Yield passthrough — performance optimization options

In v3, when an Instance in the middle of a CALL stack receives a yield from below that it doesn’t want to handle, it must propagate the yield upward. The canonical pattern is a bytecode loop. This doc discusses the optimization options for that loop. None of these are in the main spec; this is a forward-looking note.

The canonical passthrough pattern

An Instance layer that wants to propagate yields it doesn’t handle writes the following loop after a CALL:

-- self.slot[0] holds the scratchpad for outbound CALL (the args
-- the layer wants to send to child)

ret = CALL(child_slot, endpoint, gas_budget)
loop {
  match ret.status:
    HALT(value) =>
      -- self.slot[0] now holds child's reflected output
      return value
    Paused(reason) =>
      if reason ∈ MY_HANDLED_REASONS:
        handle the reason ...
      else:
        -- self.slot[0] holds child's request (reflected from yield).
        -- yield, propagating slot[0] up to our caller.
        host_yield(reason)
        -- on resume, self.slot[0] holds the response from our caller.
        -- forward to child.
        ret = CALL_RESUME(child_slot, gas_budget)
    Faulted =>
      -- self.slot[0] holds whatever child had at fault
      handle fault
}

This works using only the existing kernel ABI (CALL, host_yield, CALL_RESUME). No new primitives required. slot[0] threads the scratchpad through each cascade level automatically (yield reflects up; CALL_RESUME moves down). Per cascade layer cost: roughly 100ns (a few bytecode instructions per iteration). For K=5 cascade depth: ~500ns total — well within block-apply budget.

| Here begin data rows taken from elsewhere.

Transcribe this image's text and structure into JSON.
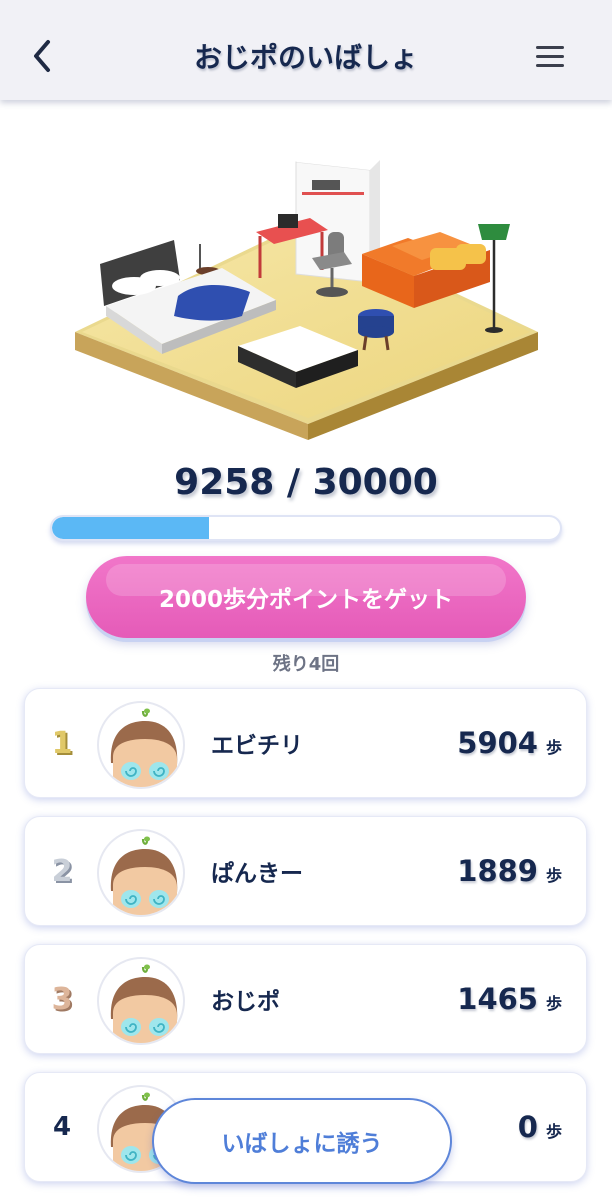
{
  "header": {
    "title": "おじポのいばしょ",
    "back_icon": "chevron-left-icon",
    "menu_icon": "hamburger-menu-icon"
  },
  "progress": {
    "current": "9258",
    "separator": " / ",
    "goal": "30000",
    "fraction": 0.3086,
    "fill_color": "#5bb8f5"
  },
  "get_button": {
    "label": "2000歩分ポイントをゲット",
    "color": "#e55bb8"
  },
  "remaining": "残り4回",
  "ranking": [
    {
      "rank": "1",
      "name": "エビチリ",
      "steps": "5904",
      "unit": "歩",
      "medal": "gold"
    },
    {
      "rank": "2",
      "name": "ぱんきー",
      "steps": "1889",
      "unit": "歩",
      "medal": "silver"
    },
    {
      "rank": "3",
      "name": "おじポ",
      "steps": "1465",
      "unit": "歩",
      "medal": "bronze"
    },
    {
      "rank": "4",
      "name": "",
      "steps": "0",
      "unit": "歩",
      "medal": "none"
    }
  ],
  "invite_button": {
    "label": "いばしょに誘う"
  }
}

When passthrough might become a bottleneck

This loop runs at every layer between yield originator and handler. If chains routinely have deep call stacks with many yields per CALL, the cumulative cost could become measurable. Rough scaling:

Per yield: K × 100ns where K is cascade depth.
Per block: (yields per tx) × (txs per block) × K × 100ns.

For typical chain workloads (hundreds of yields per block, K~3-5), this is well under 1ms — not a bottleneck.

If we find a workload where it is (deeply-nested orchestration with high yield frequency), an optimization is available.

Optimization option: `call_passthrough` opcode

A single new opcode that does the loop in kernel-internal code, skipping bytecode execution:

call_passthrough(child_slot, endpoint, gas_budget,
                 handled_reasons_bitmap) → ret

  Kernel internal:
    let ret = CALL(child_slot, endpoint, gas_budget)
    loop:
      match ret.status:
        HALT, Faulted => return ret
        Paused(reason):
          if reason ∈ handled_reasons_bitmap:
            return ret  -- bytecode wants to handle this one
          host_yield(reason)
          ret = CALL_RESUME(child_slot, gas_budget)

Bytecode using it:

ret = call_passthrough(child, ep, gas, handled_reasons=MY_REASONS)
match ret:
  HALT(v) => use v
  Paused(reason) => handle (must be in MY_REASONS)
  Faulted => handle fault

The kernel runs the loop without invoking bytecode. Cost per layer: ~10ns (state transition only).

For K=5 cascade: ~50ns total. ~10× faster than bytecode loop.

Why not in the spec now

This is a peephole optimization. The bytecode loop works correctly and is performant enough for any realistic workload. Adding the opcode is straightforward if/when profiling shows a need.

No correctness benefit. Same semantics either way.
Negligible practical cost. Bytecode loop adds ~500ns to typical cascades. Block budgets are seconds; this rounds to zero.
ABI minimalism. One more opcode is small, but every opcode added is one more thing to verify, document, and maintain.
Adoption discipline. If we add the opcode, chains must opt in per CALL site. They might forget; performance varies based on bytecode discipline. With bytecode loop, the cost is uniform and predictable.

Alternative considered: Image-flag `auto_propagate`

An earlier draft considered an Image-level declaration:

Image {
  ...
  auto_propagate: BitSet<reason_id>   // reasons this Image auto-propagates
}

Kernel skips bytecode for these reasons; cascade is kernel-fast.

Trade-offs:

Declarative: per-Image policy stated once.
But static: same Image can’t intercept reason R for some sub-calls while propagating it for others.
Image author burden: every Image needs to think about which reasons it passes through.

We chose against this in favor of per-CALL granularity (either via bytecode loop or via call_passthrough opcode). The bytecode pattern gives the Image author full runtime flexibility; the kernel doesn’t need an Image-level field.

When to revisit

Add call_passthrough opcode when:

Profiling shows cascade overhead is a measurable fraction of block apply time.
Chain authors are routinely writing the same loop boilerplate and errors arise from getting it wrong.
A common chain pattern (e.g., deep orchestrator hierarchies) emerges and we want to make it fast by default.

Until then: bytecode loop is the canonical pattern. Document it in the userspace coding guide when we write one.